Prostitution, high-profile on the NetMonday, July 23, 2001
Faye Desiree, a 37-year-old mother of two and a self-described "high-tech call girl," spends more time dealing with her clients through her Web site than she does in the bedroom.
"Oh honey, I'm on that keyboard constantly," said the raven-haired Santa Cruz, California, resident. "It's the future of my profession."
Once confined to dark streets, prostitution is now a high-profile stop on the information superhighway, and has been quick to adopt the latest interactive features.
At Fayedesiree.com, visitors are treated to an extensive collection of Internet technologies: explicit photographs, video clips documenting Desiree's expertise and treatises on "tantric" sex practices.
Also included: a 24-hour live video camera feed featuring scheduled trysts between Desiree and a whole host of friends and clients. So far, Desiree said she has signed up several hundred members to her website, charging $20 per month.

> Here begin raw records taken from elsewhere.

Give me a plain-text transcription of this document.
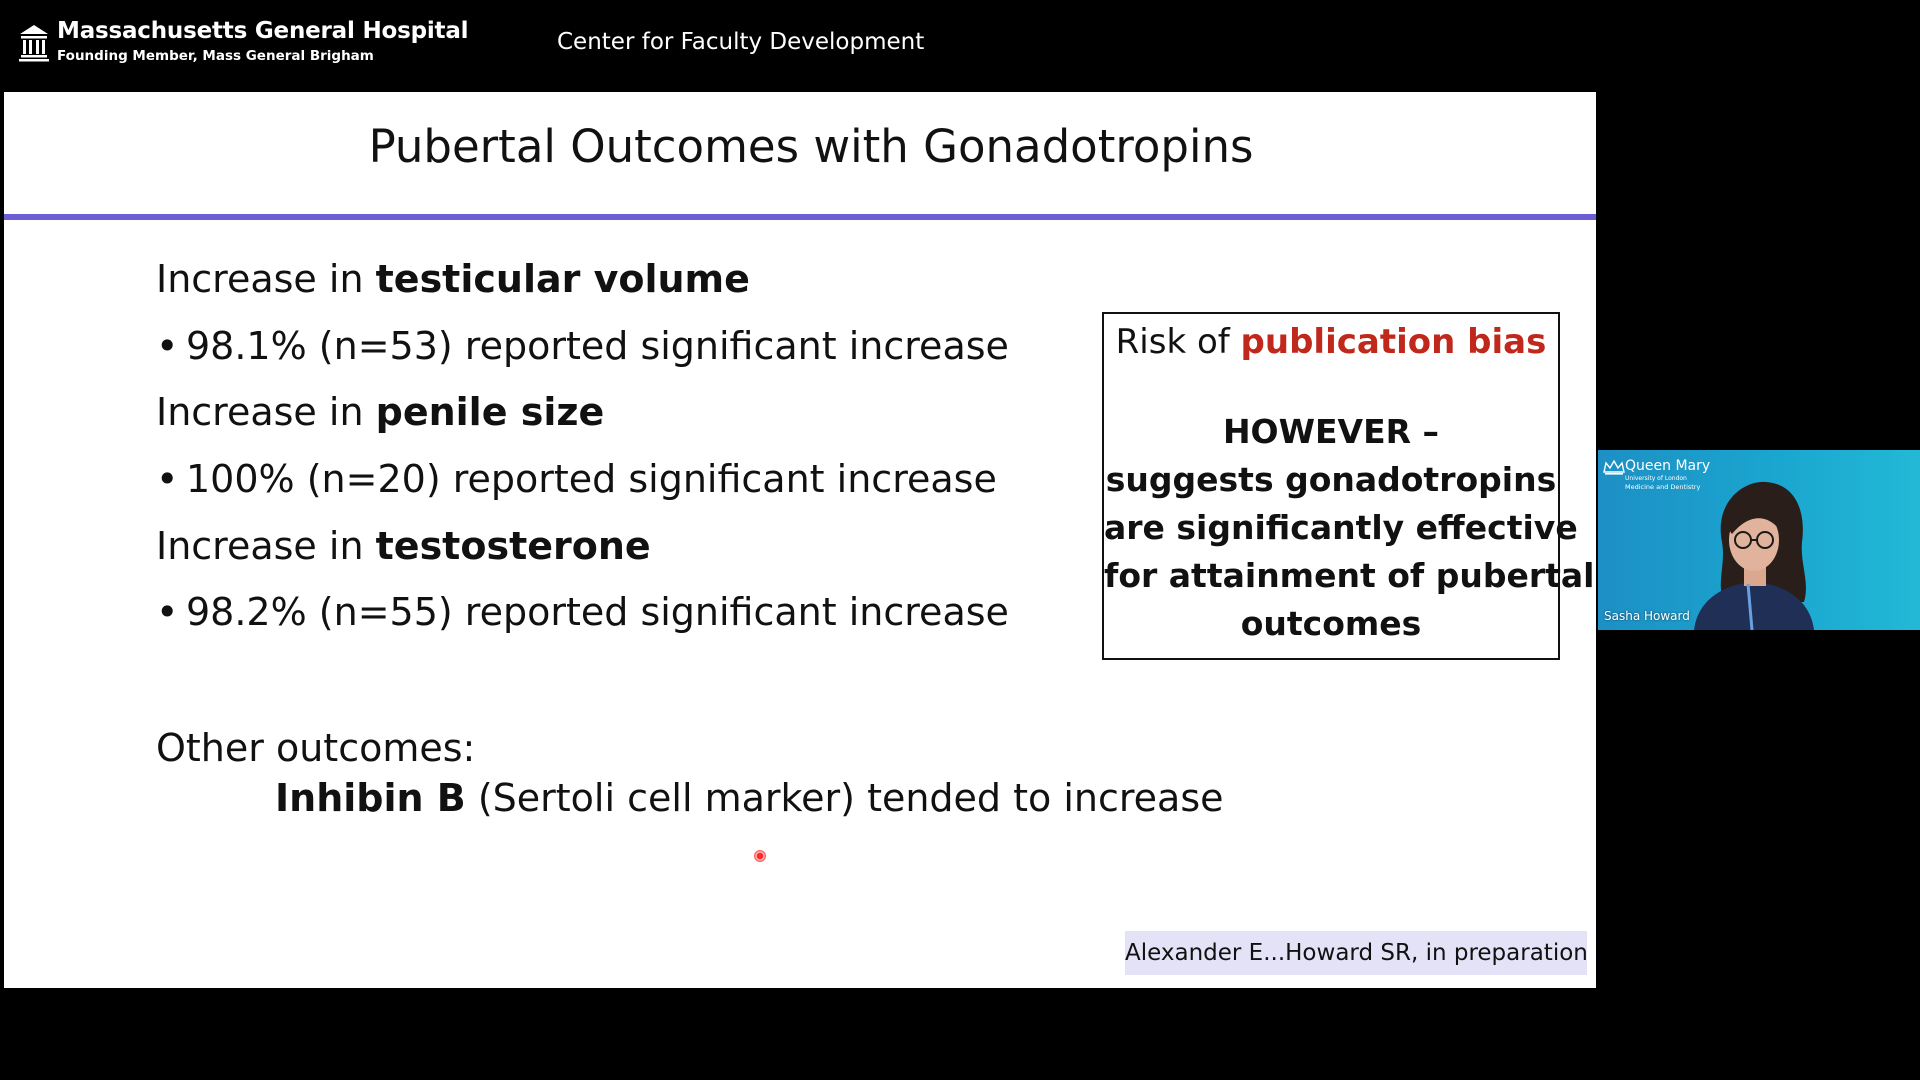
Massachusetts General Hospital
Founding Member, Mass General Brigham
Center for Faculty Development
Pubertal Outcomes with Gonadotropins
Increase in testicular volume
• 98.1% (n=53) reported significant increase
Increase in penile size
• 100% (n=20) reported significant increase
Increase in testosterone
• 98.2% (n=55) reported significant increase
Other outcomes:
Inhibin B (Sertoli cell marker) tended to increase
Risk of publication bias
HOWEVER –
suggests gonadotropins
are significantly effective
for attainment of pubertal
outcomes
Alexander E...Howard SR, in preparation
Queen Mary
University of London
Medicine and Dentistry
Sasha Howard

Those wishing a more intimate connection can use e-mail links to set up meetings that cost 20 times the membership price.
"If you want to make a good living at this, you have to be online these days," said Desiree.
And, apparently, one has to keep up with the latest advances in the field.
One of the more popular sites dealing with the sex-for-hire profession is Erosguide.com, where women and men post pictures and thinly disguised invitations for meetings.
"Virtually every city in the US offers adult-related entertainment, from escorts to sensual massage to strip clubs to fetish and fantasy play to adult toy stores," said Erosguide founder, Byron Mayo.
"Traditionally, finding these local services was a process of looking through phone books, alternative newspapers or just word of mouth."
Mayo, whose business is based in Oakland, California, said the Internet now "makes it possible to economically present far more information in a much more accessible fashion than ever existed before"
Erosguide now caters to 30 US cities, and is set to unwrap its service in Toronto and London by the end of the summer. Mayo said non-English sites will begin in 2002.
Sites like Erosguide have given rise to popularity rankings of sex workers.
At SFRedbook.com, men and the occasional woman keep up a running system on San Francisco-area "providers" -- the current politically correct euphemism for prostitutes. The site contains extensive and explicit reviews, supplemented by chat rooms and bulletin boards where men and providers exchange information, arguments about fees and more than the occasional insults and taunts.
There's also a constantly updating database of provider rankings, which grades the skills of the providers, all categorised by sexual preferences and geographical area.
The site operator, who asked to be identified only as "Steve", said SFRedbook now contains 15,121 reviews, which are searched regularly by more 8,000 users.
Ironically, this can be quite convenient for law enforcement officials, who use the various sites while investigating vice crimes.
"It's a great resource for us," said Sergeant David Acosta, a vice cop in San Jose, California. Acosta said his department has already made several arrests by using the websites.
"We can find out who's doing what, and it saves us a lot of leg work."